Richtlijn: Zindelijkheid van urine en feces (2011)

8. Conclusies en aanbevelingen

  • Het onderwerp ‘zindelijkheid’ valt in het Basistakenpakket JGZ onder productgroep 1:U1.1.5.1 (uniform, monitoring en signalering, individueel, functies, lichamelijk functioneren), en productgroep 2:U2.1.2 (uniform, inschatten zorgbehoefte, inschatten voorlichtingsbehoefte).
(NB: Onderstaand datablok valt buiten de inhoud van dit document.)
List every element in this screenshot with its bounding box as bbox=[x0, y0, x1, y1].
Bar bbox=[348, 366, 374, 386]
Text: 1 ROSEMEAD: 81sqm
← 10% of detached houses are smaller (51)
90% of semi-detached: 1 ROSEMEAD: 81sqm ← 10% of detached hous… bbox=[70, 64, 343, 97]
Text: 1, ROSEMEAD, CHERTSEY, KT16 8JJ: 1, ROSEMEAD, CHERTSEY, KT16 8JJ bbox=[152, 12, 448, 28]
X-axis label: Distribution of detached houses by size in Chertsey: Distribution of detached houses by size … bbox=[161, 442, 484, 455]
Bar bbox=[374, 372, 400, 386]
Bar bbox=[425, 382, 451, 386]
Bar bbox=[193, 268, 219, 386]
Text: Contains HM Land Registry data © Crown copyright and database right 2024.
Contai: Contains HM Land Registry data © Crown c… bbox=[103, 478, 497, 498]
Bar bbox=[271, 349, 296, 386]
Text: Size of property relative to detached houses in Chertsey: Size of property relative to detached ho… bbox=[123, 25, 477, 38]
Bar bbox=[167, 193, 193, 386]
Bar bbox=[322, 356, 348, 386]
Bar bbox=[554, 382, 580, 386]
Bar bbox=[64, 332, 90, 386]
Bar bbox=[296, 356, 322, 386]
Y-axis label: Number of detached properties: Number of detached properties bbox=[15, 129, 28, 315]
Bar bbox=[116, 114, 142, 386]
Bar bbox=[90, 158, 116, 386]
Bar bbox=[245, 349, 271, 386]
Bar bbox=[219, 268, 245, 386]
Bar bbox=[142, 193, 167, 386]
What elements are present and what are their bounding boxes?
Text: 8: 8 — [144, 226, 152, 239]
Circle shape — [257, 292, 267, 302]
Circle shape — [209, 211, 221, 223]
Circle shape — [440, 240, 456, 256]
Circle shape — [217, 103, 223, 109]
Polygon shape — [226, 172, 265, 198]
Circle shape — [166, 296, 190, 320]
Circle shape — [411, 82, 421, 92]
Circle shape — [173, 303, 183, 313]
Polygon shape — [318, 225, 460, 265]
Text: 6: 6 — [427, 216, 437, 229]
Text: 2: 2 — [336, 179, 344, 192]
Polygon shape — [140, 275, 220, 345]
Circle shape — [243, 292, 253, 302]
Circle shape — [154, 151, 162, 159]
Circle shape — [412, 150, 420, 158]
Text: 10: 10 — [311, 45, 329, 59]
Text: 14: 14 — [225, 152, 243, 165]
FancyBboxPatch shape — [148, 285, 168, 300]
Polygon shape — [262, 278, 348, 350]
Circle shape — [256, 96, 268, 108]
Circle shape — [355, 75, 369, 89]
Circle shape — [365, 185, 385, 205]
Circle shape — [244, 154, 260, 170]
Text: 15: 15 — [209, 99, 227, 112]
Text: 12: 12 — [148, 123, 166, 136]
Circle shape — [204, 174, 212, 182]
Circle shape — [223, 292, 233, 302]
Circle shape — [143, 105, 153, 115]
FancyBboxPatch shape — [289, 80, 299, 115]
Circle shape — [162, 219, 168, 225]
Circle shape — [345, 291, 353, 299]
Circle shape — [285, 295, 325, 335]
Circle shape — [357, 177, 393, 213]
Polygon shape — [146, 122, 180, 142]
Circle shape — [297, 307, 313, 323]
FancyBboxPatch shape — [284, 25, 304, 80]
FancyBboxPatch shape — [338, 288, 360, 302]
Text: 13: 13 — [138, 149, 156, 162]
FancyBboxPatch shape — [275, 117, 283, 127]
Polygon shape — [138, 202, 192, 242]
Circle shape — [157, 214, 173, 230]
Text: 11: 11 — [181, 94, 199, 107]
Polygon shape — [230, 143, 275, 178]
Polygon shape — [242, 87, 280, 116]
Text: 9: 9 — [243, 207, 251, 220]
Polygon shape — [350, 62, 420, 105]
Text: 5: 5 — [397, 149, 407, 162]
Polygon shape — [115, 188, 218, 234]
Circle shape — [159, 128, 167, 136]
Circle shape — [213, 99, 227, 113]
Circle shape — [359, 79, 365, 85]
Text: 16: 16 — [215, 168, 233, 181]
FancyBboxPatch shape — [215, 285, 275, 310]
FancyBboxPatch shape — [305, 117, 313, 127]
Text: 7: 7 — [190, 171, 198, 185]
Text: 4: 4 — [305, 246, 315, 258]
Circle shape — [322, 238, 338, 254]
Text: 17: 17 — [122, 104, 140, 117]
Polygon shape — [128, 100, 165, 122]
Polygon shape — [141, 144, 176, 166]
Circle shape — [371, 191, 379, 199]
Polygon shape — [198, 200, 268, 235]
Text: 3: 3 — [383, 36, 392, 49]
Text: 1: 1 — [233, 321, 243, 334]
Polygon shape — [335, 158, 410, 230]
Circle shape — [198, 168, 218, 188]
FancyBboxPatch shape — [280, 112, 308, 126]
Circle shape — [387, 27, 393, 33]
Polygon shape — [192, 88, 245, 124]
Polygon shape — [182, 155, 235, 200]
Voor de preventie, signalering, voorlichting en behandeling daarvan dient gebruik gemaakt te worden van deze richtlijn.
  • Hoewel niet volledig beschreven als apart onderdeel in deze richtlijn, dienen notatie en registratie in het integrale (elektronische) dossier plaats te vinden. Uniformering van terminologie is hierbij van belang, waarbij de termen en definities uit de richtlijn gebruikt moeten worden. In een aparte rapportage over de ontwikkelde indicatoren bij deze JGZ-richtlijn ‘Zindelijkheid’ worden aanbevelingen gedaan hoe de Basisdataset aangepast zou moeten worden voor aansluiting op de richtlijn.
  • De richtlijn dient onderdeel te worden van het curriculum in de opleiding en na en bijscholing voor de verschillende JGZ-professionals.
  • Tijdens de implementatie van de richtlijn moeten het gebruik en het voorgestelde beleid worden geëvalueerd, zodat de richtlijn waar nodig kan worden aangepast. Dit is cruciaal voor een goed functioneren en goede acceptatie en borging van de richtlijn.
  • Gebruik de richtlijn voor de JGZ als startpunt om met de andere zorgverleners die betrokken zijn bij het kind met onzindelijkheid voor urine en feces tot een uniform beleid te komen en sluitende afspraken te maken over de verwijzing en uitwisseling van gegevens.
  • Rechtstreeks verwijzen van kinderen die niet zindelijk zijn door de JGZ naar de tweede lijn dient, nu een landelijke JGZ-richtlijn bestaat, mogelijk te worden.
  • Voorschrijven van medicatie door de JGZ dient, nu een landelijke JGZ-richtlijn bestaat, overwogen te worden. Echter: de opleiding dient daar dan aan aangepast te worden en dit zal meer consulttijd vragen. Aan beide randvoorwaarden is momenteel niet voldaan.
  • Bij het implementeren van de richtlijn moet de informatie aan ouders en kinderen een bijzonder aandachtspunt zijn.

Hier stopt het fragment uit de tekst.